Vous êtes bon, vous, de vous plaindre de notre silence. Où donc se font les nouvelles? Est-ce à Nîmes ou est-ce à Paris? Voyons, qu’avez-vous à répondre? Si c’est à Nîmes, venez-y voir; si c’est à Paris, eh bien, envoyez-en, monstre! N’est-ce pas assez que vous soyez à la source, faut-il que vous ricaniez de ce que nous sommes sans eau? Allons, un peu de patience. Ah! traître! Croyez-vous que nous ne boirons que du vin?
Des nouvelles: ma cousine, Madame d’Alzon, est morte; Mlle Valat est morte; Mme Chaudordy se débat entre une hypertrophie de coeur et une attaque d’apoplexie sérieuse au cerveau.
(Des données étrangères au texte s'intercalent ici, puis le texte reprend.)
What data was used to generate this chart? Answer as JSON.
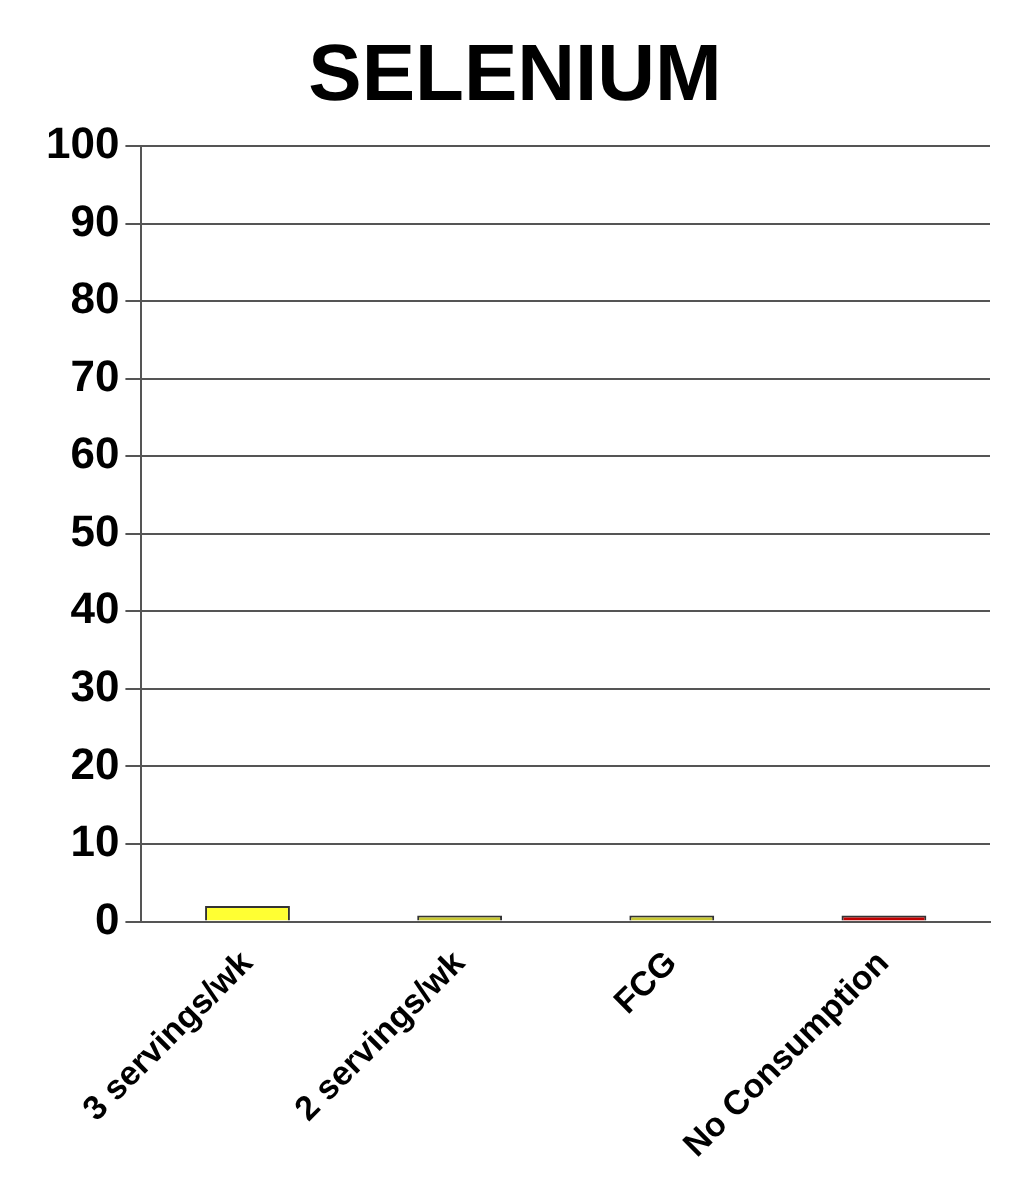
{
  "chart_data": {
    "type": "bar",
    "title": "SELENIUM",
    "categories": [
      "3 servings/wk",
      "2 servings/wk",
      "FCG",
      "No Consumption"
    ],
    "values": [
      2,
      0,
      0,
      0
    ],
    "colors": [
      "#ffff33",
      "#c8c832",
      "#c8c832",
      "#c00000"
    ],
    "ylim": [
      0,
      100
    ],
    "yticks": [
      0,
      10,
      20,
      30,
      40,
      50,
      60,
      70,
      80,
      90,
      100
    ],
    "grid": "y",
    "legend": false
  }
}
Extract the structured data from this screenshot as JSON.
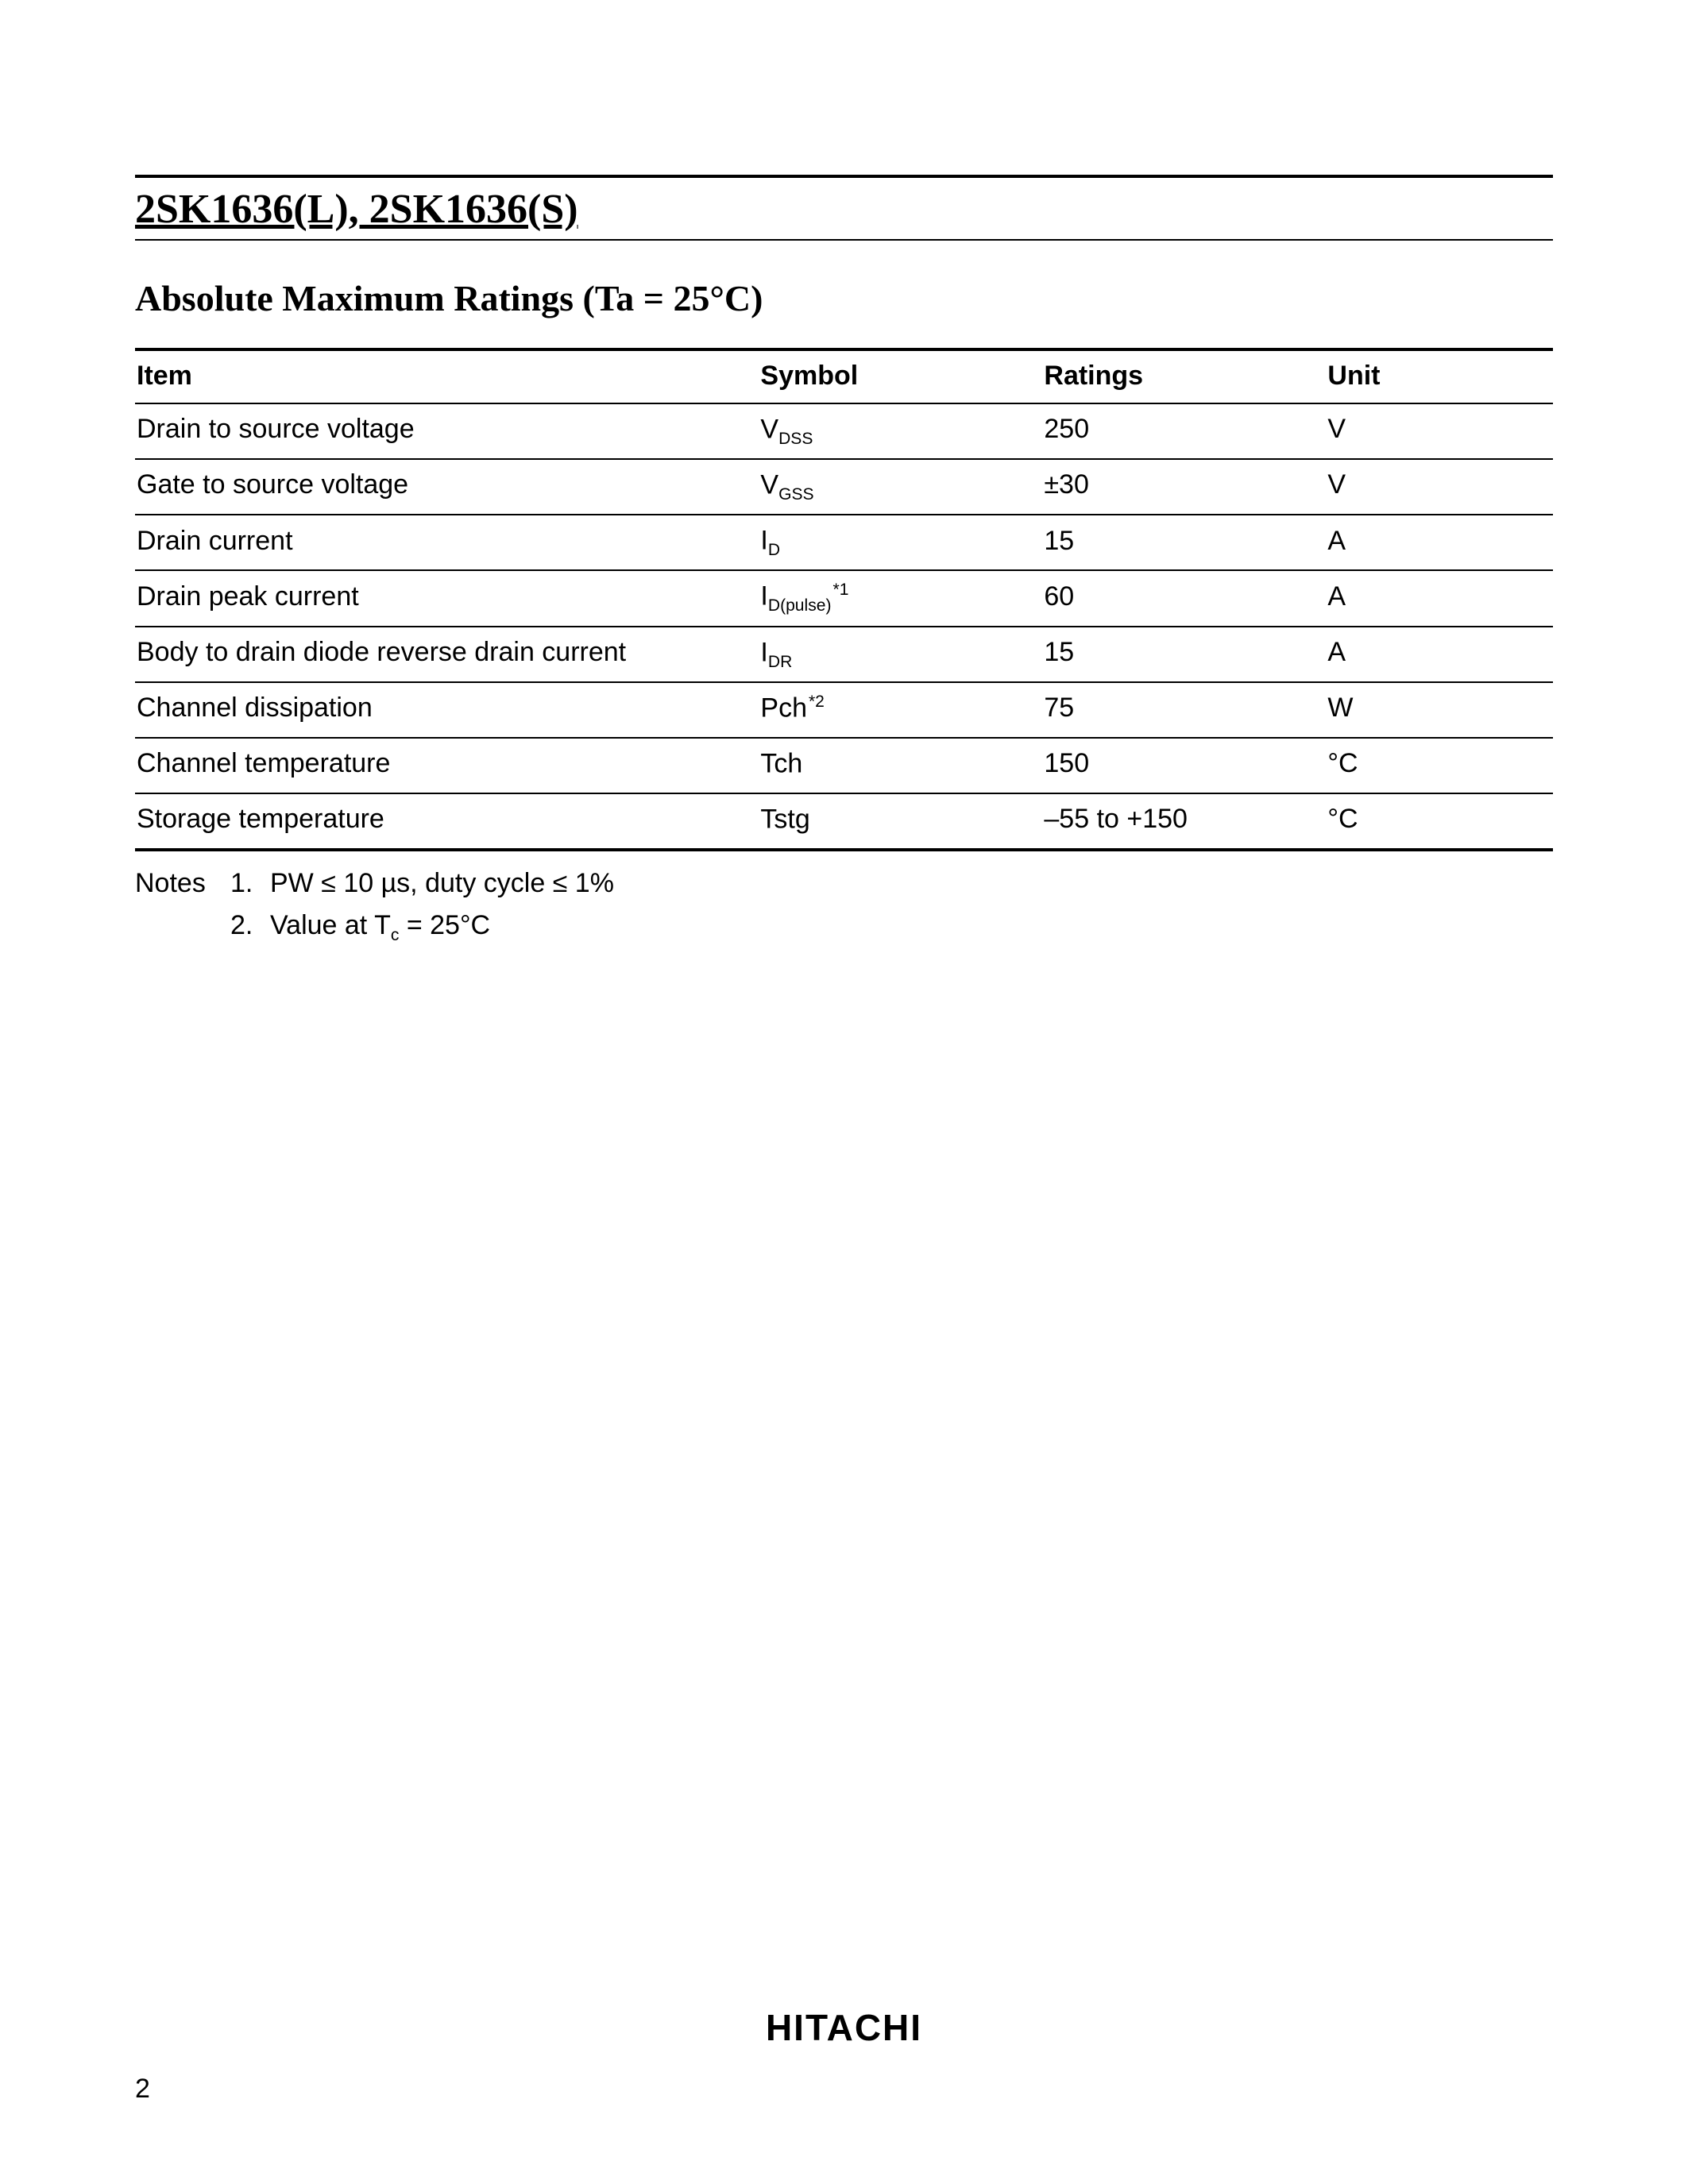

Voulez-vous des nominations de succursalistes et de vicaires? Mais les pèlerinages font peur. Pourquoi Freppel nous déteste-t-il? Je voudrais bien le savoir(1). Moi, je serais tenté de mépriser, mais il m’est absolument impossible de prendre la peine de détester qui que ce soit. Je déteste le péché, qui est quelque chose, mais j’aime le pécheur qui est quelqu’un.
Maintenant, nous avons le tricolore fleurdelisé. Falloux triomphe. O Falloux, eh! bien, je fais un effort, mais je ne te méprise pas, c’est ton péché qui est méprisable(2).
Si cette lettre vous embête!… Si cette lettre vous embête! Eh bien, mettez-la au panier. Non, mon fils, je ne croirai jamais les pèlerinages inutiles. Je vous préviens que je ne mettrai pas le drapeau tricolore fleurdelisé. Cela me fera l’économie d’un drapeau. Tâchez de me savoir ce qu’a de vrai la nomination de l’abbé Gay à Montpellier. Mon fils, je vous embrasse sur les deux joues.
E.D’ALZON.
Si vous êtes ennuyé du Père François, le P. Hippolyte s’en chargera.